La métamorphose de cet homme amorphe et blafard tenait du miracle. Elle observait son évolution du coin de l’œil, lui demandait de marcher avec plus d’assurance, de laisser pousser ses cheveux et sa barbe pour cacher les imperfections de l’âge. Il consentait à répondre à ses désirs non sans opposer d’abord un refus à chacune des suggestions d’Ovate.
Un soir, elle fut surprise de découvrir ses yeux. Ils étaient grand ouverts. Elle découvrait son regard si doux et embrassait ses yeux comme pour les remercier de s’ouvrir enfin à la vie.
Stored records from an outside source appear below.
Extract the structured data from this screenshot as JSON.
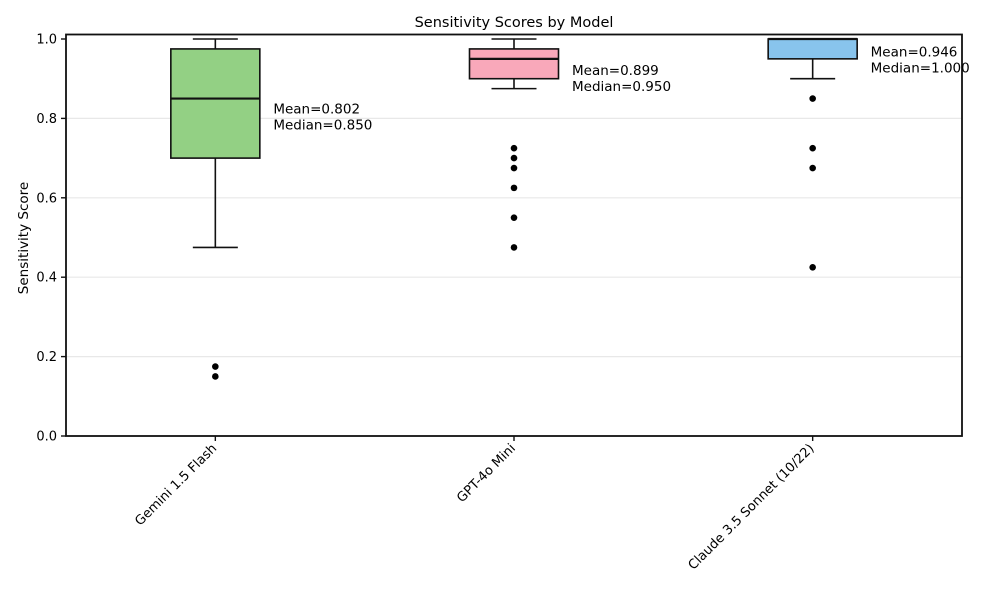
{
  "figure": {
    "background": "#ffffff"
  },
  "chart_data": {
    "type": "boxplot",
    "title": "Sensitivity Scores by Model",
    "ylabel": "Sensitivity Score",
    "xlabel": "",
    "ylim": [
      0.0,
      1.01
    ],
    "yticks": [
      0.0,
      0.2,
      0.4,
      0.6,
      0.8,
      1.0
    ],
    "ytick_labels": [
      "0.0",
      "0.2",
      "0.4",
      "0.6",
      "0.8",
      "1.0"
    ],
    "grid_ticks": [
      0.2,
      0.4,
      0.6,
      0.8
    ],
    "grid": "horizontal light-gray lines",
    "legend": "none",
    "grid_color": "#e8e8e8",
    "edge_color": "#111111",
    "categories": [
      "Gemini 1.5 Flash",
      "GPT-4o Mini",
      "Claude 3.5 Sonnet (10/22)"
    ],
    "series": [
      {
        "model": "Gemini 1.5 Flash",
        "fill_color": "#93d084",
        "whisker_low": 0.475,
        "q1": 0.7,
        "median": 0.85,
        "q3": 0.975,
        "whisker_high": 1.0,
        "mean": 0.802,
        "outliers": [
          0.175,
          0.15
        ],
        "annotation_lines": [
          "Mean=0.802",
          "Median=0.850"
        ]
      },
      {
        "model": "GPT-4o Mini",
        "fill_color": "#f9a8ba",
        "whisker_low": 0.875,
        "q1": 0.9,
        "median": 0.95,
        "q3": 0.975,
        "whisker_high": 1.0,
        "mean": 0.899,
        "outliers": [
          0.725,
          0.7,
          0.675,
          0.625,
          0.55,
          0.475
        ],
        "annotation_lines": [
          "Mean=0.899",
          "Median=0.950"
        ]
      },
      {
        "model": "Claude 3.5 Sonnet (10/22)",
        "fill_color": "#88c4ed",
        "whisker_low": 0.9,
        "q1": 0.95,
        "median": 1.0,
        "q3": 1.0,
        "whisker_high": 1.0,
        "mean": 0.946,
        "outliers": [
          0.85,
          0.725,
          0.675,
          0.425
        ],
        "annotation_lines": [
          "Mean=0.946",
          "Median=1.000"
        ]
      }
    ]
  }
}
Gabat ne prenait plus les pilules de ses paradis artificiels, il disait que sa déprime avait disparue, qu’il se sentait bien. La métamorphose était spectaculaire. C’était le résultat de ce qu’il appelait le Grand Amour.
Un jour d’automne, à l’heure où le soleil est doux et chaud, lorsque la nature rougit, elle s’approchait doucement de la baie vitrée pour lui servir sa limonade jaunâtre sans sucre et infecte à souhait.
Derrière la vitre, il était facile de lire ce qu’il écrivait. Elle fut interloquée devant ses sempiternelles cyber roucoulades. Il demandait aux dames, dans le désordre, si elles avaient « les mains lisses pour des gâteries particulières », il flattait les décolletés, disait qu’elles avaient des « yeux à faire bander un curé », et ainsi, il virevoltait d’une souris à l’autre tout piège tendu.
Ovate lisait, amusée et sidérée. Et tandis qu’il exécutait pour chacune la même danse du ventre, elle le vit s’arrêter sur une conversation plus longue. Il parlait à l’une de ses amies ! Il lui racontait sa vie. Sa maison, son adresse, ses études, son métier, sa situation financière, son âge et ses photos falsifiés, et… il l’aimait déjà ! « Elle avait suivi le menteur jusqu’à sa porte« , derrière la porte de Grabat, elle ne trouvait que des immondices. Sur le palier, il régnait une atmosphère désordonnée, lugubre, comme tous les espaces occupés par Grabat.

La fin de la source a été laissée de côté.